The book Sad, Depressed, People (2012) by David Horvitz is a compilation of the search results provided by the keywords “sad, depressed, people” into a database of stock photographs. Stock photos provide a blank slate for the user’s content, and this assemblage of these similar images of generic photogenic sadness creates a parody of real emotional despair. Also included is a glossary of relevant terms (such as “Commodity Reform,” “Copyright Infringement,” and “Depression”) and an index of additional tags that accompany the images (“Forehead” and “Horizon over Water” for example).

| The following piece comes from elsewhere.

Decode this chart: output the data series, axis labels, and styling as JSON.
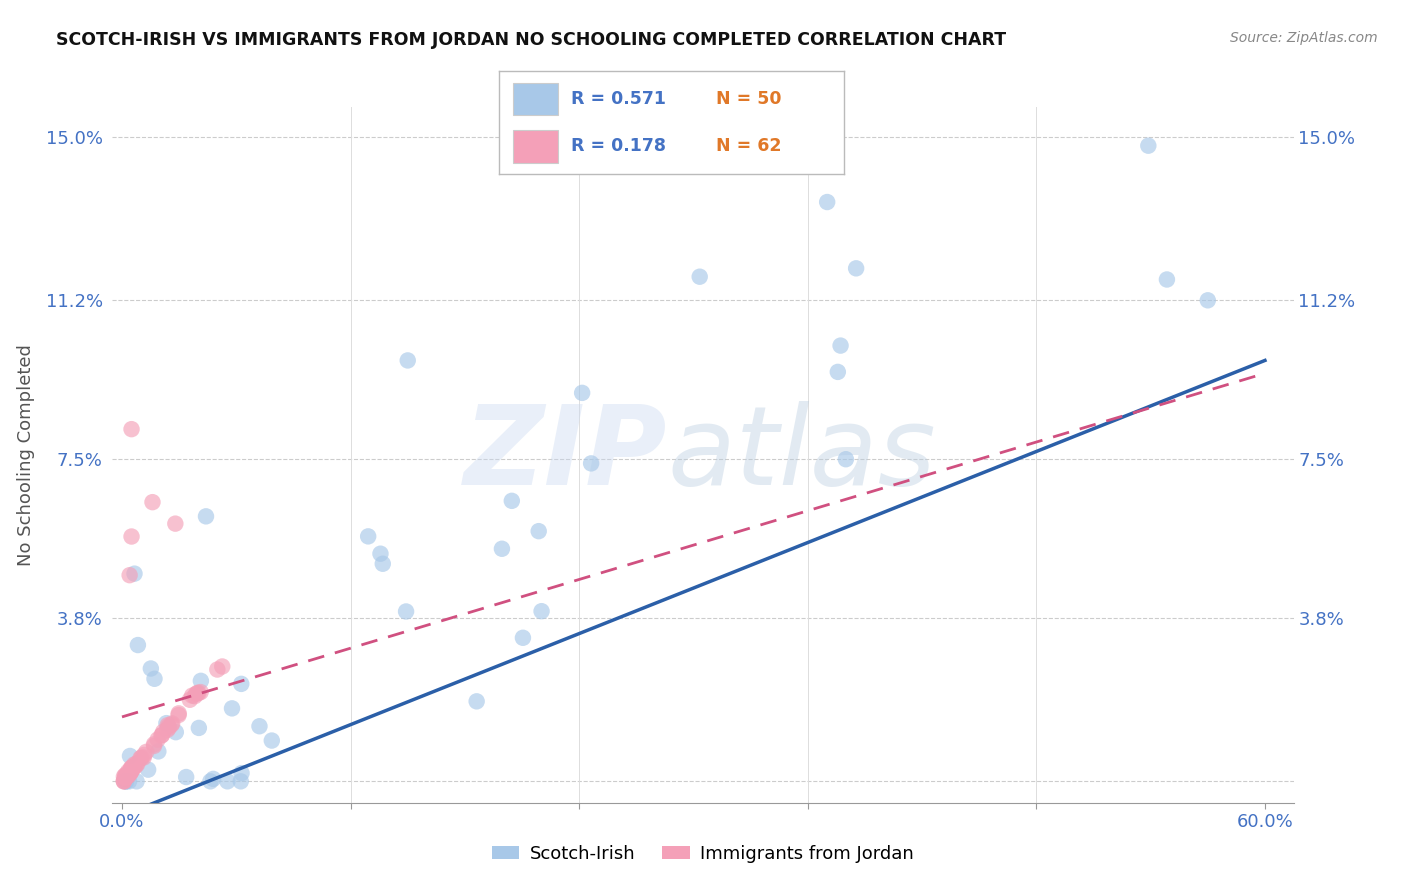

This basic contextualization transforms the images form a display of sadness to a politicized comment about commodity culture and its affects.
My mom only recently learned how to buy things on the internet, meaning that when I was growing up there were always a bunch of mail-order catalogues lying around the house. I used to play a game with my cousins where we would go through them and choose our favorite or least favorite things on each page, a great way to pass time... Also, the only thing I ever read on airplanes is Sky Mall. So I have seen a lot of catalogues, and I never imagined that re-photographing them could ever look as magical as they do in Sara MacKillop’s book Catalogue (2012).

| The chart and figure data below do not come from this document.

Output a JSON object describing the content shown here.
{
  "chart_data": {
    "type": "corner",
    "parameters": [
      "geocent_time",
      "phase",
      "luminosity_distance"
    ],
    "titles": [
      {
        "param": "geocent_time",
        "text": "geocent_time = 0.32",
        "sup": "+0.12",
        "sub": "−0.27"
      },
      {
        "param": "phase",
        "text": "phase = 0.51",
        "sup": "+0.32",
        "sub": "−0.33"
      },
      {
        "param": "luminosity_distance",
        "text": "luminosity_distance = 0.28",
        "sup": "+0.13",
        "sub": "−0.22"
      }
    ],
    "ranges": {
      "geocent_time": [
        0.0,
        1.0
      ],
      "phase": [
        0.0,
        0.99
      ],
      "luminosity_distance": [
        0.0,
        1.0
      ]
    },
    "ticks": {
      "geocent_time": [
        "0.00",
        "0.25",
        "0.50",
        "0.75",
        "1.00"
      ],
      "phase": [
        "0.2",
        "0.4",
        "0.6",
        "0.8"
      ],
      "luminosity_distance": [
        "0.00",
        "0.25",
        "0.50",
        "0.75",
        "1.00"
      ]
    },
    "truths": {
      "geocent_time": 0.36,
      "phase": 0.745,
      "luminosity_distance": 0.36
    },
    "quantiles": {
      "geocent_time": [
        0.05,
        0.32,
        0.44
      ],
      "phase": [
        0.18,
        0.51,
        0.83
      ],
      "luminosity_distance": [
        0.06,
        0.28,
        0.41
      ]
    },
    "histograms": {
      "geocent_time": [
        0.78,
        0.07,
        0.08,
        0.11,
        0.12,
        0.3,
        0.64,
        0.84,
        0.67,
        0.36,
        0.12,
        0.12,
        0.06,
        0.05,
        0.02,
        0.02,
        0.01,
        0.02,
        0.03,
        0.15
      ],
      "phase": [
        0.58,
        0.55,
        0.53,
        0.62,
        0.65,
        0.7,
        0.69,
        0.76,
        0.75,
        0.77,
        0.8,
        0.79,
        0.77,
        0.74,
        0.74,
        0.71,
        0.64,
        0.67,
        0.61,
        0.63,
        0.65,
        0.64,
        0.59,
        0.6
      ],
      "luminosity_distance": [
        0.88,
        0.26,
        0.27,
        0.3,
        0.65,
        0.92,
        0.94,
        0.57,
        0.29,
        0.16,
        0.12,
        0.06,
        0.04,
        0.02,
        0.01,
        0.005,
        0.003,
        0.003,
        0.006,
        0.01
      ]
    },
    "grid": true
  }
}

Everyone Likes Colorful Starbursts
While the premise of Ryan Park’s It Wanted To Teach The World To Sing (In Perfect Harmony) (2008) comes off as a bit cheesy, it is still a delightful book nonetheless. The artist has collected magazine images (probably from National Geographic) depicting different times and places. What links these images are the artist’s drawings of colored lines radiating from a central point that have been integrated into the original photographs. The similar drawings have been inserted into a variety of circumstances, alluding to the distribution and ubiquity of images and the influence of context on how an image or idea is used. It’s a good counterpart to Sad, Depressed, People.
I will admit that I saw the car commercial that copied Peter Fischli and David Weiss’s chain-reaction film The Way Things Go before I saw the actual film (it was 2003 ok?). The images included in the book Equilibres (2007) are photographs by the artists, precursors to the celebrated film. These constructions of delicately balanced household objects are captivating to look at, as the artists say, “Balance is most beautiful just shortly before it collapses.” Each photograph is accompanied by an associative title, adding a mysterious narrative quality to the works.
Oranges and Electrical Chords
Maybe you recognize photographer Lucas Blalock’s work from the cover of Mousse magazine a few months ago (I’ve been seeing his work everywhere lately). The captivating and mysterious images in the book Towards a Warm Math (2011) are photographs that have been manipulated in Photoshop. These complicated pictorial spaces make you do a double take.